The rapid adoption of connected vehicle technologies and advanced driver assistance systems (ADAS) necessitates robust security mechanisms capable of identifying and mitigating sophisticated cyber threats in real-time. Traditional signature-based intrusion detection systems (IDS) are often inadequate in addressing the dynamic and evolving nature of automotive cybersecurity threats, particularly in modern vehicle networks like Controller Area Network (CAN), CAN with Flexible Data-Rate (CAN-FD), and Automotive Ethernet. This research introduces a novel Real-time Intrusion Detection System utilizing advanced Machine Learning (ML) techniques designed specifically for automotive network environments.

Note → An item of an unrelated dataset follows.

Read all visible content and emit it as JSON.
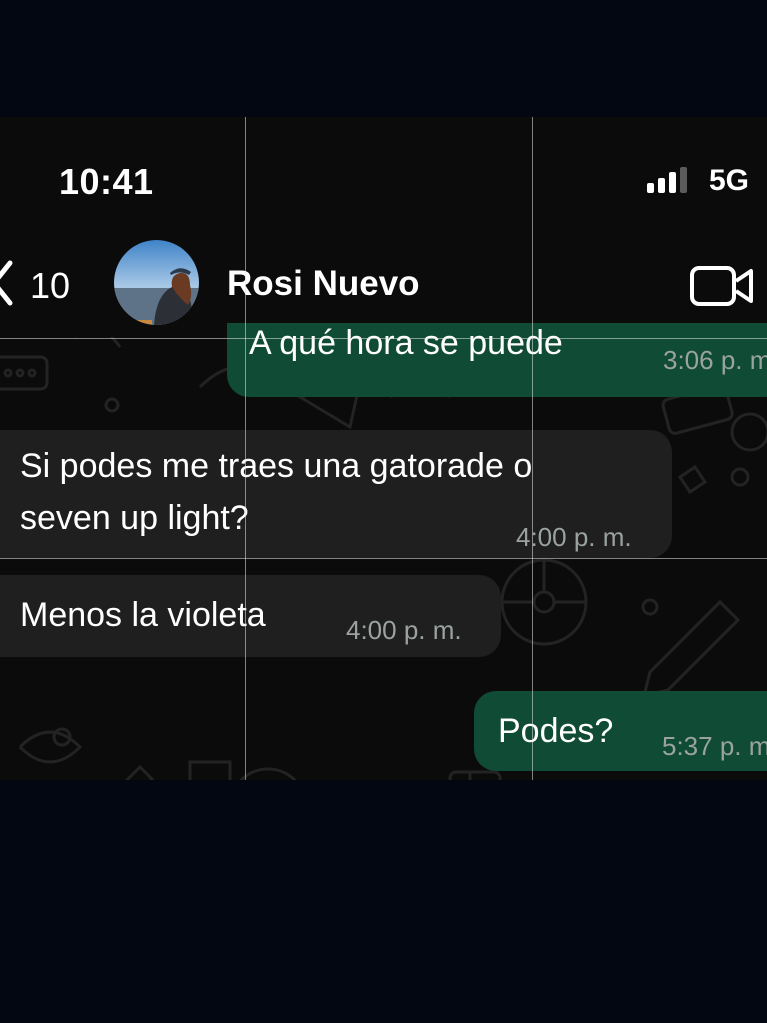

The proposed IDS framework employs supervised and unsupervised ML algorithms, including anomaly detection, behavioral analytics, and predictive threat modeling, to achieve high accuracy and rapid threat identification capabilities. Through extensive testing in simulated and actual vehicle network scenarios, the developed IDS model demonstrates significant improvements over conventional detection methods, notably in precision, recall, detection latency, and adaptability to zero-day threats. This research further evaluates the proposed system's alignment with critical regulatory standards such as AIS 189 and UNECE WP.29, ensuring its practical applicability within automotive industry cybersecurity compliance frameworks. The findings highlight the potential for ML-driven IDS solutions to substantially enhance automotive cybersecurity posture, providing OEMs and stakeholders with actionable insights for proactive threat management.
Keywords: Automotive Cybersecurity, Intrusion Detection System, Machine Learning, CAN-FD, Automotive Ethernet, Predictive Analytics, AIS 189, UNECE WP.29, Real-time Threat Detection.